MK juga menguraikan perbedaan survei di Amerika Perkumpulan dan Indonesia. Survei di AS merupakan bagian dari kampanye sehingga dapat dilakukan lembaga yang independen yang tidak terikat kepada salah satu kontestan politik peserta pemilu, tetapi dapat juga merupakan bagian atau atas permintaan (pesanan) salah satu peserta pemilu.

Di Indonesia, menurut MK, survei bukan bagian dari kampanye, melainkan masuk terkait dengan partisipasi masyarakat dalam penyelenggaraan pemilu sehingga lembaga survei dituntut untuk independen.
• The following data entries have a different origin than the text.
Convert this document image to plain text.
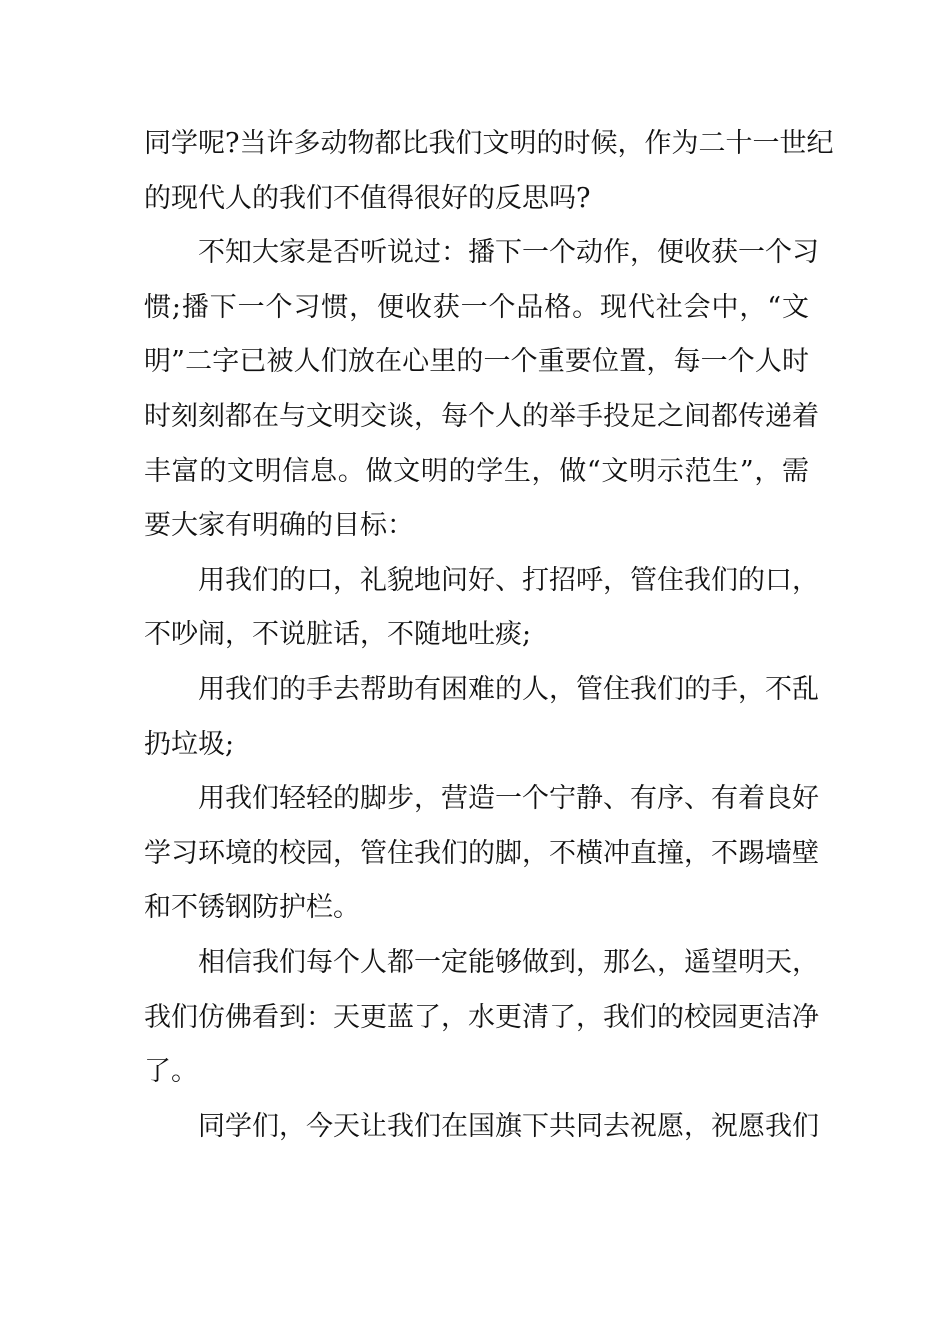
同学呢?当许多动物都比我们文明的时候，作为二十一世纪
的现代人的我们不值得很好的反思吗?
不知大家是否听说过：播下一个动作，便收获一个习
惯;播下一个习惯，便收获一个品格。现代社会中，“文
明”二字已被人们放在心里的一个重要位置，每一个人时
时刻刻都在与文明交谈，每个人的举手投足之间都传递着
丰富的文明信息。做文明的学生，做“文明示范生”，需
要大家有明确的目标：
用我们的口，礼貌地问好、打招呼，管住我们的口，
不吵闹，不说脏话，不随地吐痰;
用我们的手去帮助有困难的人，管住我们的手，不乱
扔垃圾;
用我们轻轻的脚步，营造一个宁静、有序、有着良好
学习环境的校园，管住我们的脚，不横冲直撞，不踢墙壁
和不锈钢防护栏。
相信我们每个人都一定能够做到，那么，遥望明天，
我们仿佛看到：天更蓝了，水更清了，我们的校园更洁净
了。
同学们，今天让我们在国旗下共同去祝愿，祝愿我们
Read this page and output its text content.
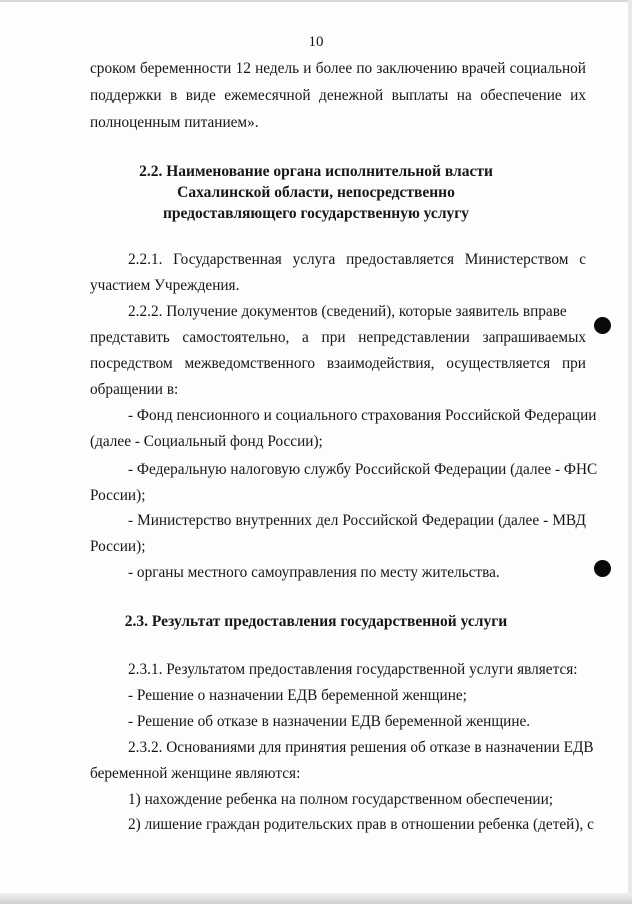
10
сроком беременности 12 недель и более по заключению врачей социальной
поддержки в виде ежемесячной денежной выплаты на обеспечение их
полноценным питанием».
2.2. Наименование органа исполнительной власти
Сахалинской области, непосредственно
предоставляющего государственную услугу
2.2.1. Государственная услуга предоставляется Министерством с
участием Учреждения.
2.2.2. Получение документов (сведений), которые заявитель вправе
представить самостоятельно, а при непредставлении запрашиваемых
посредством межведомственного взаимодействия, осуществляется при
обращении в:
- Фонд пенсионного и социального страхования Российской Федерации
(далее - Социальный фонд России);
- Федеральную налоговую службу Российской Федерации (далее - ФНС
России);
- Министерство внутренних дел Российской Федерации (далее - МВД
России);
- органы местного самоуправления по месту жительства.
2.3. Результат предоставления государственной услуги
2.3.1. Результатом предоставления государственной услуги является:
- Решение о назначении ЕДВ беременной женщине;
- Решение об отказе в назначении ЕДВ беременной женщине.
2.3.2. Основаниями для принятия решения об отказе в назначении ЕДВ
беременной женщине являются:
1) нахождение ребенка на полном государственном обеспечении;
2) лишение граждан родительских прав в отношении ребенка (детей), с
Cek Artikel:  Pemimpin yang Memuliakan Rakyat

“Terlepas dari apakah survei dan lembaga survei merupakan bagian dari strategi kampanye peserta pemilu atau independen, sebagai suatu kegiatan ilmiah, kegiatan survei dan lembaga survei harus tetap mengikuti kaidah-kaidah ilmiah yang berlaku dalam survei yang dapat diketahui publik,” demikian MK.

Kalau Gibran menolak hasil survei terkait dengan dirinya, ke mana gerangan arah lembaga survei tersebut? Pemikiran Ketua Dewan Nasional Setara Institute Hendardi bisa dijadikan rujukan.

“Promosi kelayakan Gibran (35 tahun) untuk jadi cawapres yang tidak proper secara hukum adalah bagian agitasi yang bisa saja memengaruhi Mahkamah Konstitusi, yang saat ini dipaksa menjadi penentu dapat atau tidaknya Gibran ikut berlaga,” kata Hendardi.

Ketika ini ada tiga perkara di MK yang semuanya menuntut syarat usia capres minimal 35 tahun dari yang diatur undang-undang minimal 40 tahun. Saran yang disampaikan Hendardi sangat ekstrem, MK sudah sepantasnya menunda pemeriksaan perkara terkait dengan batas usia itu hingga pilpres usai. Kita menyarankan, jika MK mengabulkan permohonan tersebut, aturan itu sebaikya berlaku pada Pilpres 2029.